The greatest deficiency was among African American children, 26%, compared with 18% of Hispanic children. More Hispanic children drank milk fortified with vitamin D, which provided most of their needed vitamin D intake, he says.

“Although most young children are known to be deficient in vitamin D, children from low-income families are likely to be at highest risk of developing nutrient deficiencies because of social and economic factors,” Cole says.

New pediatric research building is planned

A new $90 million pediatric research building is expected to open on the Emory campus in December 2012, pending final approval by Emory’s board of trustees. The four-story building will be located on the corner of Haygood Drive and Andrews Drive, across the street from the Emory-Children’s Center. A planned two-story bridge will connect the two buildings.

The 200,000-sq.-ft. Health Sciences Research Building will be largely devoted to pediatrics.

Intraocular lenses for babies carry risks

It’snot an easy feat to put a contact lens in a baby’s eye but a necessary one for parents of infants who have undergone cataract removal surgery and need a replacement lens. A cataract clouds the eye’s natural lens and prevents the eye from focusing. Without a replacement lens following surgery, a baby’s eye would lose its ability to see.

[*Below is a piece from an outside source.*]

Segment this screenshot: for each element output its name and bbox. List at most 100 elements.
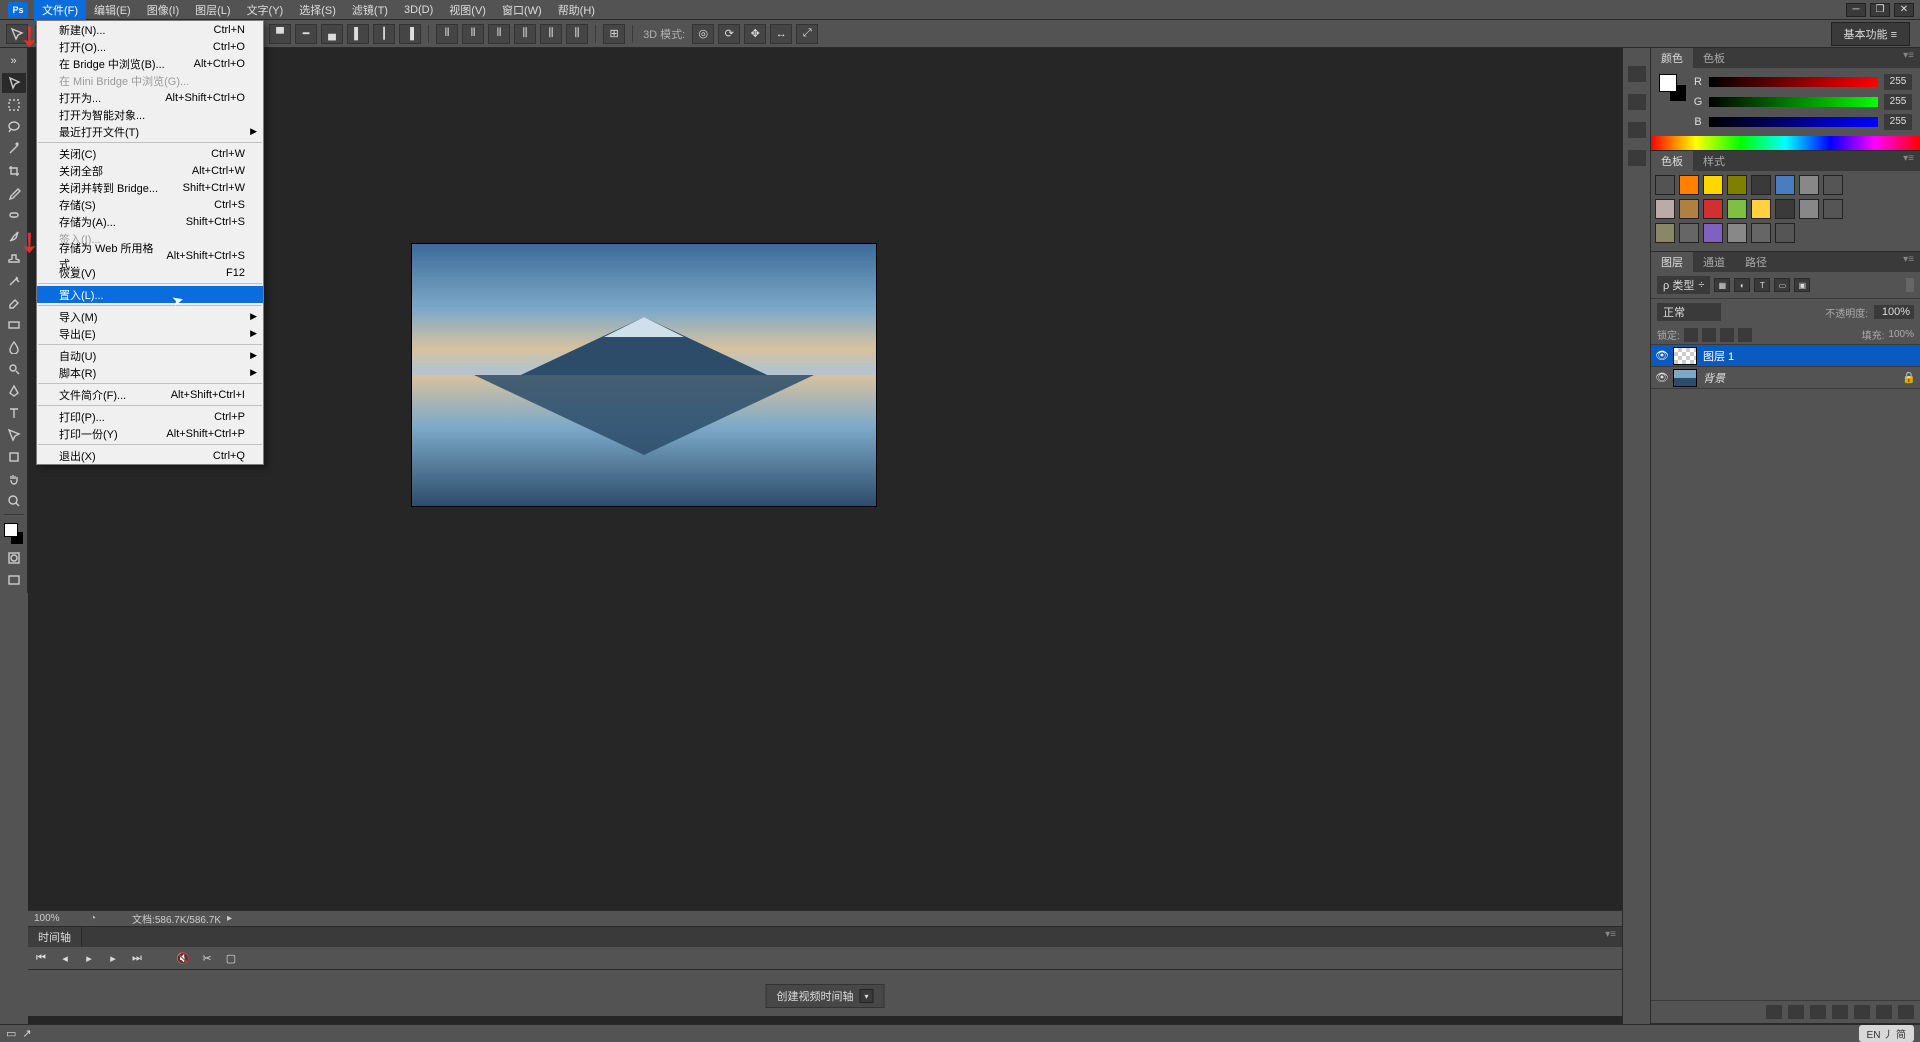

Contact lenses usually are recommended for babies, but for school-age children who develop a cataract, an intraocular lens (IOL) is implanted into the eye because it offers better visual sharpness. IOLs, though, carry a higher rate of complications, and for that reason, ophthalmologists typically don’t use them for infants.

But Emory ophthalmologist Scott Lambert wanted to know if potential risks for IOLs in infants would be offset by a significant improvement in vision. He recently led a national study to determine which treatment for aphakia (absence of the eye’s natural lens) is better for infants who were born with a cataract in one eye. The infants in the study were aged 4 weeks to 7 months.

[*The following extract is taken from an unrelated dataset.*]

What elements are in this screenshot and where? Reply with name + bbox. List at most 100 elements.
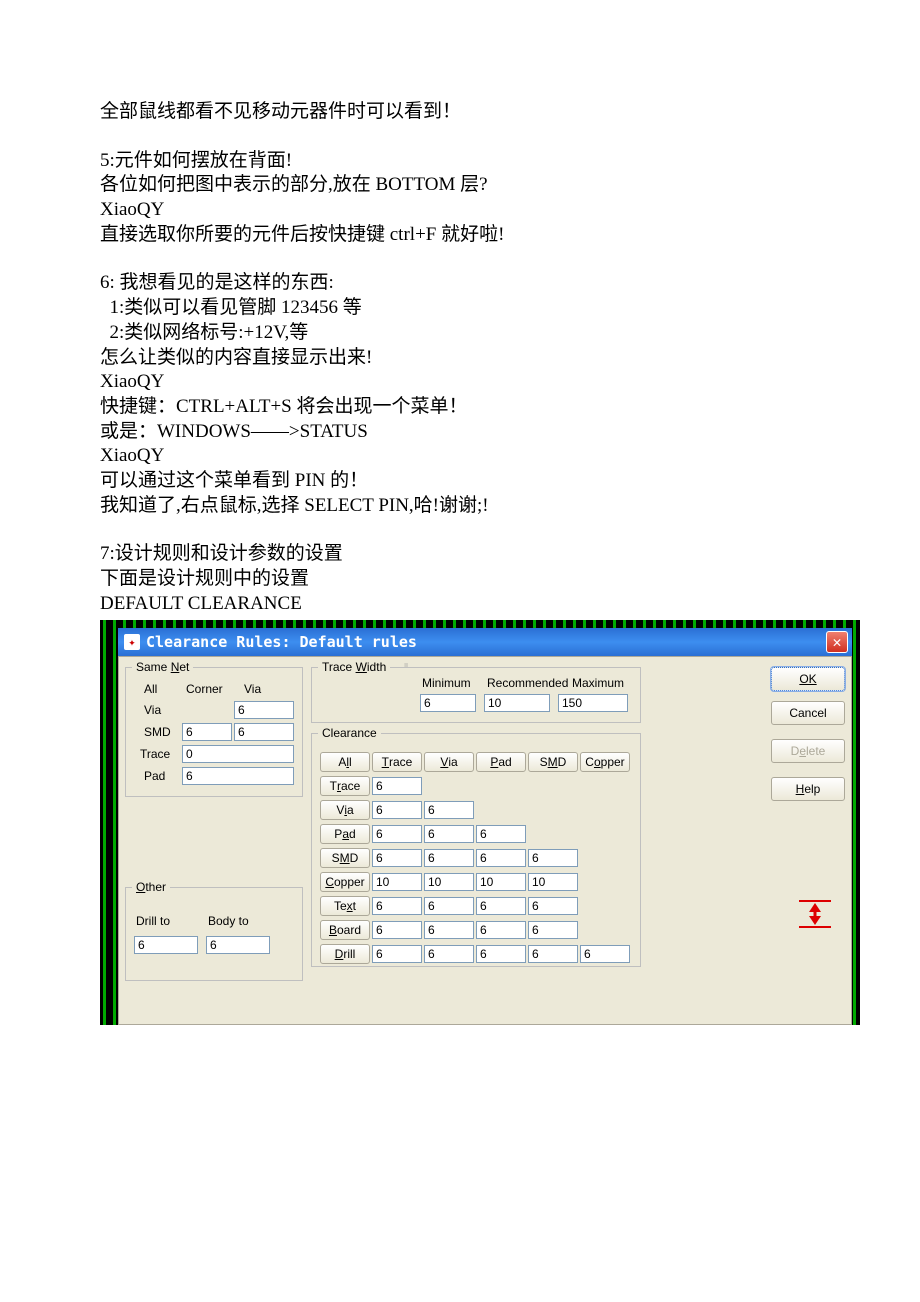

“Intraocular lenses have become the standard means of focusing the eyes of adults and older children after cataract surgery,” says Lambert. “However, the eyes of babies behave quite differently from adult eyes after cataract surgery.”

In adults, the timing of cataract surgery won’t affect their long-term vision. But delaying surgery in babies can cause permanent vision loss.

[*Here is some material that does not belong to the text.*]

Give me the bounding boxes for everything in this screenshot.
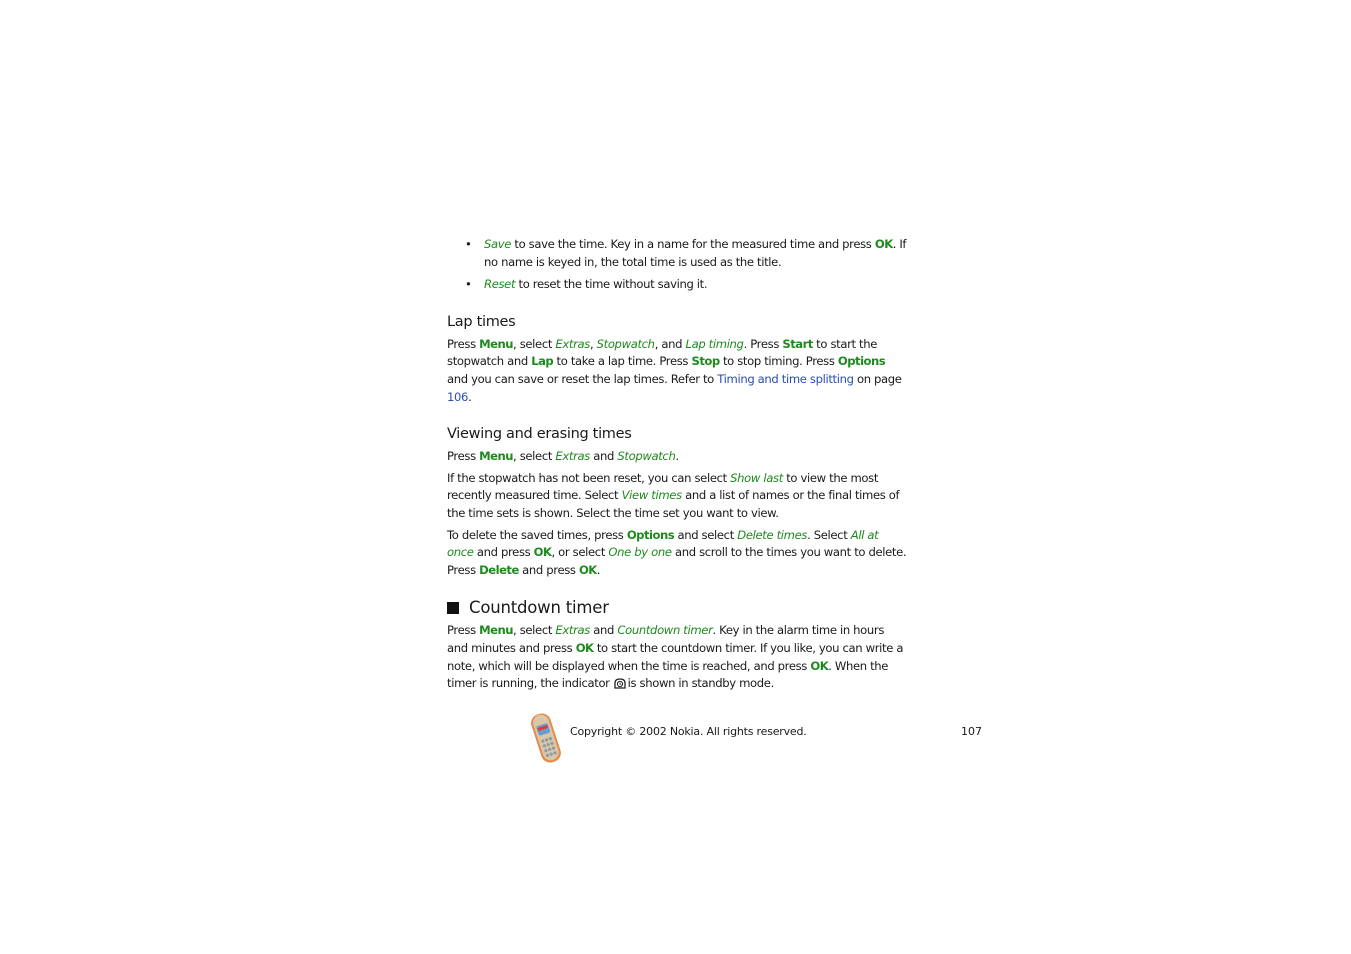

Lambert and his team tracked the infants for one year after surgery and found no difference in vision between those with a contact and those with an IOL. However, for IOLs, the rate of complications during surgery was three times higher and additional surgeries, five times higher, than for contacts.

Ophthalmologists plan to test the children’s vision at age 4 to determine if there is a long-term visual benefit to IOLs.

$5 million gift to address fundamental needs

New york philanthropist Margaretta Taylor recently gave $5 million to the medical school to support primary care, student scholarships, and faculty recruitment.

One-fifth of the gift will create an endowment, the Margaretta Taylor Clinician Fund in Primary Care, to support a primary care doctor. Emory internist Sally West has been named the first Taylor Clinician.

The remaining $4 million will be used to name the lobby of the James B. Williams Medical Education Building, help support priorities such as student scholarships, recruitment of clinicians, and retention packages for faculty.

The Williams building was named last year for Emory trustee emeritus James Williams 55C, retired chairman of SunTrust Banks, for his 35 years of service to the university.

Taylor decided to invest in the medical school because of its “great achievements and unlimited potential” in education, patient care, and research, she says.

Behind the scenes

Fred Sanfilippo will step down September 1 as Emory executive vice president for health affairs, CEO of the Woodruff Health Sciences Center (WHSC), and chairman of the Emory Healthcare board. Sanfilippo joined Emory in 2007 from Ohio State University, where he was Medical Center CEO and executive dean for health sciences.

Wright Caughman, director of The Emory Clinic, will serve as interim head of WHSC, while cardiologist Douglas Morris, director of the Emory Heart & Vascular Center, will serve as interim head of the clinic.